Some results of my experimental projects
Here are some successes:
Out of about seven cuttings from an orange tree (thanks, Utiyama-san), four of the cuttings rooted. Some of them bore white flowers – it was amazing to see plants with no new leaves but with flowers.
I am hoping that at least two of the four will survive the forthcoming winter and grow to give oranges in the future.
I had brought with me Sapota seeds from India last May and planted them in small pots. About seven of them have successfully germinated and are growing well. I’m not sure whether they will survive the winter – I’ll place them in a home-made hot house. It took nearly two months for the seeds to germinate. The growth also seems to be slow – after more than three months, new leaves have started appearing.
I have no idea whether these will grow to yield my favorite ‘chikoos’ but I’ll do my best to keep them alive and kicking!
Another experimental project (see previous blog post). I had cut out the top of a pineapple and planted it about a month earlier. New leaves have started appearing from the center.

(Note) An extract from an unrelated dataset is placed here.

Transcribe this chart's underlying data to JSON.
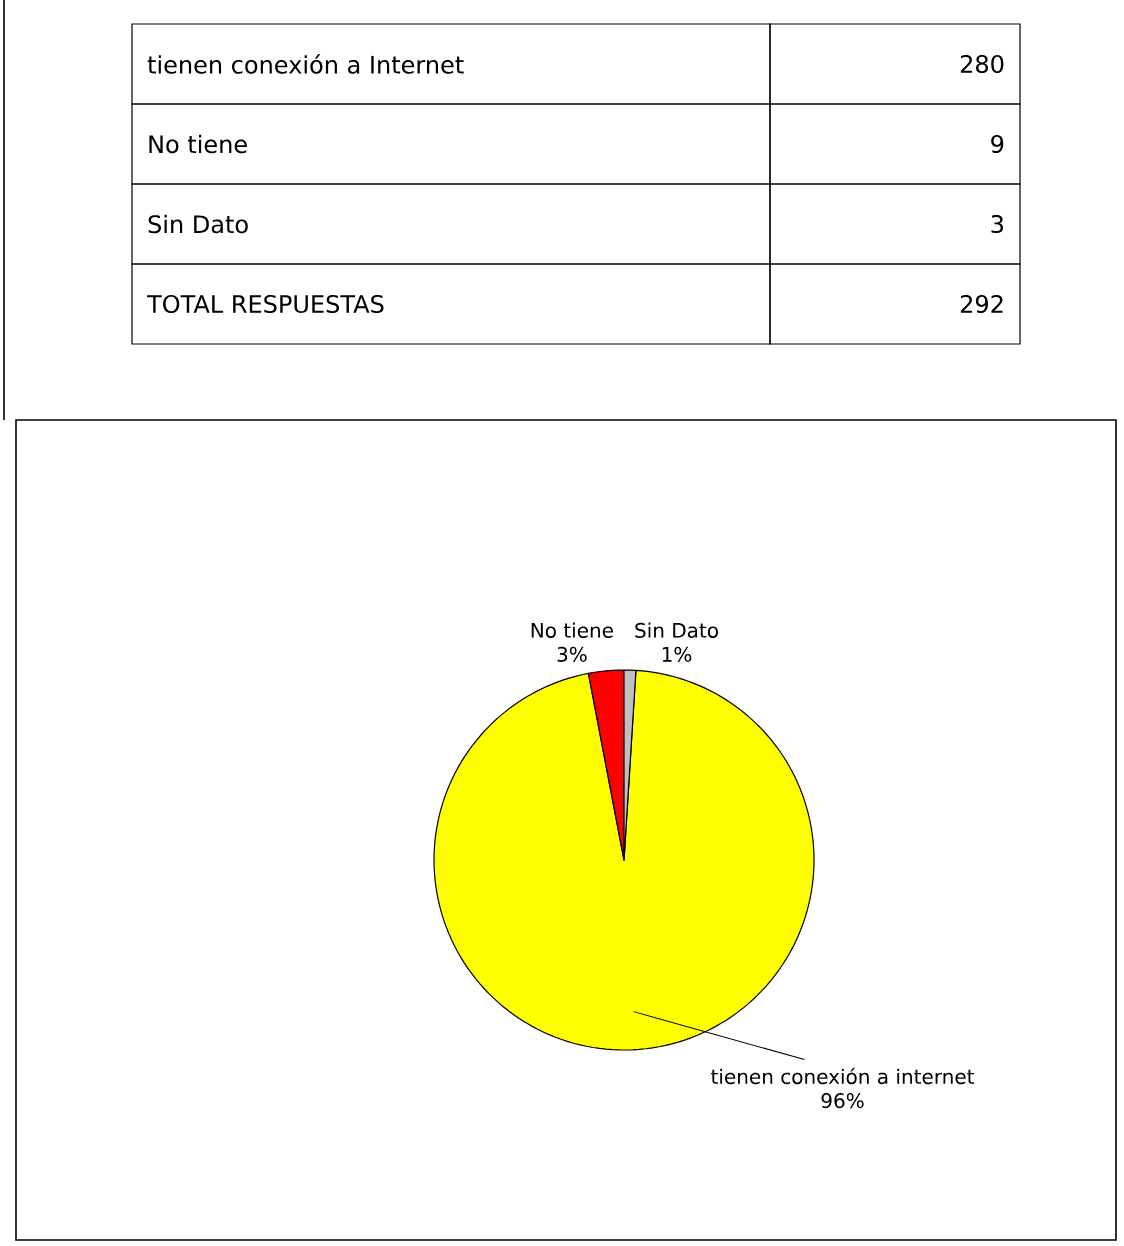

The Mexican mango seed I had planted last month (see previous blog post) delighted me by throwing out new leaves. I do not expect mangoes, but it will be fun watching it grow!
Harvests until now
Although season is not yet over, let’s see how I have fared since I planted the veggies after reaching Japan in May. Here is a table that gives the score:
|Vegetable/Fruit||Home Garden||Office Garden||Total|
|Coriander||Harvested 4 times||4|
|Malkheiya||Harvested 6 times||6|
As the numbers speak for themselves, I tasted some degree of success with tomato, beans, eggplant, cucumber, green pepper, and green chilli. Okhra, corn and water melon harvest was lackluster. I failed miserably with Eda mame. Peanuts are still growing; so are eggplant and okhra. I hope to harvest peanuts in autumn.

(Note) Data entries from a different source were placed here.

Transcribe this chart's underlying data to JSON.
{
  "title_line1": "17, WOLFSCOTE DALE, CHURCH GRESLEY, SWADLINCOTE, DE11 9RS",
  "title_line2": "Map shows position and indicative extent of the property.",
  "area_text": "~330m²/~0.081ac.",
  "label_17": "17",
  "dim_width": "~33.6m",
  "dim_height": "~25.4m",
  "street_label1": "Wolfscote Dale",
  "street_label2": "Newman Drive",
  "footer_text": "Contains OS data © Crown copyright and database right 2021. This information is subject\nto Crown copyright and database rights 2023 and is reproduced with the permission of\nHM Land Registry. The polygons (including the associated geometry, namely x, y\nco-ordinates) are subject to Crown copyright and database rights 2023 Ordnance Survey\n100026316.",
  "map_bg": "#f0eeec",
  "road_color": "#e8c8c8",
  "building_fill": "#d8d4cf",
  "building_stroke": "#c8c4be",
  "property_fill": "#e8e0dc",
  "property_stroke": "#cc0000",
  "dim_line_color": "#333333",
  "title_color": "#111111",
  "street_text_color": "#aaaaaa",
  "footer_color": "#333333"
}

Finally, here are some flowers and fruits growing presently in my garden.
The growing season is already over, but because of my incessant pruning, the tree has produced flowers quite late. The flowers above bloomed beginning of August.
Undeniably, my favorite flower. Pleasant, strong aroma – I cut them and place them in flower vases all over my house. I plan to propagate more of these and dot them all around the periphery of my house.
Formosan Lily or Mountain Lily
This flower grows all over my garden come summer. I do nothing – the plant grows wild, flowers bloom in summer and the plant disappears to appear somewhere else next summer. A gift from God.
This blood-red Hibiscus flower has just started blooming after overwintering. The plant was gifted to my by my friend Toyama-san last year. It spent the winter within my house. I brought it out in May, and flowers have finally bloomed in August, the middle of summer.
The fig tree is the gem in my garden. It has given a lot of figs this year; since August, I pick about 2 figs a day on an average. Delicious –see photo below.